# Cattle Decapitation tabs



## josh pelican (Nov 14, 2009)

This is going to be a shot in the dark, but I need some serious help. I am in a fact a bassist (bot do play a lot of guitar), so don't shoot me! As some of you may know, Cattle Decapitation has been looking for a new bassist. I have been speaking with them via myspace and they have asked me to send in a video of me playing one of their songs from "The Harvest Floor".

I know this is a guitar forum and you're all probably thinking I'm looking for bass tabs; however, if anyone is willing to help produce a guitar tab, I am able to use that as a guide. For the most part the bass follows the guitar. I have been able to tab out some parts, but certainly not full songs. There are some technical parts I cannot tab out, but have no problem playing once figured out.

If anyone is willing to help me it would be greatly appreciated. I know the chances of me getting in with them are slim to none. At present I live in Canada and they are in San Diego. I am willing to move for this, but I'm sure they will find someone else who is already close by.

They gave me two songs to choose from: "The Gardeners of Eden" and "A Body Farm". I am quite familiar with these songs and listen to that album a fair amount.

For those who are willing to help, they tune in Eb. I will forever be in debt to those who are willing to help (even if you only provide me with one or two riffs). I thank you in advance. Help a fellow musician attempt to go somewhere!


----------



## MaxOfMetal (Nov 14, 2009)

To be fully honest, if you do become there bassist, will you be able to learn a full set quickly enough. Let alone learn there back catalog? 

I doubt Josh will tab out there whole back catalog. 

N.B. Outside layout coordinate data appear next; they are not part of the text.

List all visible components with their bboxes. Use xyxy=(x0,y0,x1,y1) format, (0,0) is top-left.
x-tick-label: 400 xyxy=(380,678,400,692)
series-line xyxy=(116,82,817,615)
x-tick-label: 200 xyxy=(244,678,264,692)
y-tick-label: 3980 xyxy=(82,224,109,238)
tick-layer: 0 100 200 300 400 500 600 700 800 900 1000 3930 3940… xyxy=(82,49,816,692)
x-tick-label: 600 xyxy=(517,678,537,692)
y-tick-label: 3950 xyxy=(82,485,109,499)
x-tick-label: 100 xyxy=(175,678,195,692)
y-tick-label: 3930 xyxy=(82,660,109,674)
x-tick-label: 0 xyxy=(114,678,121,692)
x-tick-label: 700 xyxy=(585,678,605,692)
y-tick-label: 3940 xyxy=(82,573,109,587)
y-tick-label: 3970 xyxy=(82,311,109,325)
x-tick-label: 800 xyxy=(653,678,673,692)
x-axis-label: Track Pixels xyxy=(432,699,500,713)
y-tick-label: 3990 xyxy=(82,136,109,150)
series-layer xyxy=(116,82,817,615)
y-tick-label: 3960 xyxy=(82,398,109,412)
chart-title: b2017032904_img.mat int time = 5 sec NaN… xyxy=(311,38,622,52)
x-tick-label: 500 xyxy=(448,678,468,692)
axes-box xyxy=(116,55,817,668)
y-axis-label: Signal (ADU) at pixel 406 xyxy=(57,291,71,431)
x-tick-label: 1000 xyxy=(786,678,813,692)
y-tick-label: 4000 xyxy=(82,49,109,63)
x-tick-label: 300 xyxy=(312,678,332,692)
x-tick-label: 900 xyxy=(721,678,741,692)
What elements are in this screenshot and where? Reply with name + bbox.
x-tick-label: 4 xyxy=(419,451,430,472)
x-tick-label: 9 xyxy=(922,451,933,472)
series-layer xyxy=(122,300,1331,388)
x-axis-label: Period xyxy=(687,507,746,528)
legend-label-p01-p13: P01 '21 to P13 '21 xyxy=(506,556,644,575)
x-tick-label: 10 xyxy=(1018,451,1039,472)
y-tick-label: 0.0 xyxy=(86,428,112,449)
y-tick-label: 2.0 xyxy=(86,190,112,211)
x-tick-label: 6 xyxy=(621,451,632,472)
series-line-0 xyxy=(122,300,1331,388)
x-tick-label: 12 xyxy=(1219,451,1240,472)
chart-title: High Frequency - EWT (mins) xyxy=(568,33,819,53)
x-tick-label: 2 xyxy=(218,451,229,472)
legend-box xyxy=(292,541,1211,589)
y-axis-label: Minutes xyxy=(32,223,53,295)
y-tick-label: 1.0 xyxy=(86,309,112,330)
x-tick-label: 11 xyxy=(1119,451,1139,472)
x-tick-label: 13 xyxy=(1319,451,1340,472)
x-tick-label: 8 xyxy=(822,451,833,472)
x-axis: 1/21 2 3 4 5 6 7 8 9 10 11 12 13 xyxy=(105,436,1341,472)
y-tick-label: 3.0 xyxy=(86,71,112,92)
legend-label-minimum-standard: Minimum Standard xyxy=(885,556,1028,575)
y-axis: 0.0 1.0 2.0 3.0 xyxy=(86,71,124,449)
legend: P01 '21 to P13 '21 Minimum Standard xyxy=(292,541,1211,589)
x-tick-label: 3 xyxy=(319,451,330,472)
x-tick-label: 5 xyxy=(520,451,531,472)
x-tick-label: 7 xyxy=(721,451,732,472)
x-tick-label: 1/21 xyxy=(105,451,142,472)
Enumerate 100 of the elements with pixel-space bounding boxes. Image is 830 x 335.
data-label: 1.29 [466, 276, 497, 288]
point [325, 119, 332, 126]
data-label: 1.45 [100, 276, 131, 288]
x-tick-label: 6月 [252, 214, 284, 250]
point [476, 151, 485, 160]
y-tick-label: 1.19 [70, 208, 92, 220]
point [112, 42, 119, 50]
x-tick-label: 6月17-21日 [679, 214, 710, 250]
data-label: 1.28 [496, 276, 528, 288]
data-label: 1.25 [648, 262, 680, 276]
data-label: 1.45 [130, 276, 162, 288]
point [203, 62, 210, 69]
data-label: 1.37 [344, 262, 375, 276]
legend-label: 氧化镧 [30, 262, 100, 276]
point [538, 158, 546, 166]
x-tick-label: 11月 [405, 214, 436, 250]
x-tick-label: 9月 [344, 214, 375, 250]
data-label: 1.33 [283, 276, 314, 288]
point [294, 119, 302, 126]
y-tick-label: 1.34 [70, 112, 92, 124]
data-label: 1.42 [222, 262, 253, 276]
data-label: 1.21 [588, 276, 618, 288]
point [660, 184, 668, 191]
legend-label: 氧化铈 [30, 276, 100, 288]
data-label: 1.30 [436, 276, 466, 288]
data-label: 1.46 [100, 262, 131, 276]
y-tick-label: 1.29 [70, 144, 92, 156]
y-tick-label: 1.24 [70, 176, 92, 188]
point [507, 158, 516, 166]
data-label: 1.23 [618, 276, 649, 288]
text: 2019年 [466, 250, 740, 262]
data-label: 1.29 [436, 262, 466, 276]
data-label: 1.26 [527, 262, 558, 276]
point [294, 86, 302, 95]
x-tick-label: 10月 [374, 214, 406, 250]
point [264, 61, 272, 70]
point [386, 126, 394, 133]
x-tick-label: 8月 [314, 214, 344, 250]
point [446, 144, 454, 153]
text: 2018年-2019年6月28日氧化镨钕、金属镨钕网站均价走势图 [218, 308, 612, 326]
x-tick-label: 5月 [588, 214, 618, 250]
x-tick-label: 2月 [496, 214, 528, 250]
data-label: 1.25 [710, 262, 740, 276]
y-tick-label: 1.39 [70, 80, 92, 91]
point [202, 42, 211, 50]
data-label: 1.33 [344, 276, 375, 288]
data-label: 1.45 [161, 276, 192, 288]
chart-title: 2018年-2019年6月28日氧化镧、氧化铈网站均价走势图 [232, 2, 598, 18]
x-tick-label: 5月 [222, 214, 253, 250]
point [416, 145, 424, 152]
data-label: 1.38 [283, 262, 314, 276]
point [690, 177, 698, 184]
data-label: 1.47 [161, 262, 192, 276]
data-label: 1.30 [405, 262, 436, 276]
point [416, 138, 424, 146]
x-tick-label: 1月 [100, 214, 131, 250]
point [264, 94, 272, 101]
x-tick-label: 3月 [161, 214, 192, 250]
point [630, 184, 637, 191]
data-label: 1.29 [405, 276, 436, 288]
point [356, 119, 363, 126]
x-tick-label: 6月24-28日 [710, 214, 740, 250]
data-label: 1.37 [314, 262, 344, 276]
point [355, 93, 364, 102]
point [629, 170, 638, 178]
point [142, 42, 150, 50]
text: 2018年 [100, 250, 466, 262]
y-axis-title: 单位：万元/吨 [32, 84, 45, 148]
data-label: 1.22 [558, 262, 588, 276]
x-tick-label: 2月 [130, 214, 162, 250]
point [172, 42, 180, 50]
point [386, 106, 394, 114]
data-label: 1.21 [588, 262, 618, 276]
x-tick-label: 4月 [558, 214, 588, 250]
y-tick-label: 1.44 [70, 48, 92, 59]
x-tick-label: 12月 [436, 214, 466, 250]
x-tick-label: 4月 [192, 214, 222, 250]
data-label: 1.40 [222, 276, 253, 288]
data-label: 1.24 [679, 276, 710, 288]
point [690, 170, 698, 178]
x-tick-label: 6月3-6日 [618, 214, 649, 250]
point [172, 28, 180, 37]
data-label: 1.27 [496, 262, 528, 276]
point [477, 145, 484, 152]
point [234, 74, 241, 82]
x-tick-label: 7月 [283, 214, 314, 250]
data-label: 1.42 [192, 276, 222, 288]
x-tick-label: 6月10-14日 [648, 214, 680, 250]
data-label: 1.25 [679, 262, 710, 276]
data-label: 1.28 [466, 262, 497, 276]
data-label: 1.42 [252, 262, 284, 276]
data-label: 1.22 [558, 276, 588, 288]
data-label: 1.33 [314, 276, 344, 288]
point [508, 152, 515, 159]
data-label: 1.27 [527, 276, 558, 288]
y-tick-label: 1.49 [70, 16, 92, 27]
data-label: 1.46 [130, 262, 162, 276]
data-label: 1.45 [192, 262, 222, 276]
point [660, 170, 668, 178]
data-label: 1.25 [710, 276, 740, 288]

I suggest watching some YouTube videos, it's not the easy way, but if you don't have great ears (like most) then it's very helpful.


----------



## josh pelican (Nov 14, 2009)

I never even thought of watching live videos, which is odd because that's what I often do when I cannot figure out a riff. I can play a lot of their older material, but I will certainly use those videos as a guide. Thanks for idea!


----------



## MaxOfMetal (Nov 14, 2009)

josh pelican said:


> I never even thought of watching live videos, which is odd because that's what I often do when I cannot figure out a riff. I can play a lot of their older material, but I will certainly use those videos as a guide. Thanks for idea!



Also, try and find people doing covers of those songs, often it's clearer and more isolated, thus making it easier to figure out.


----------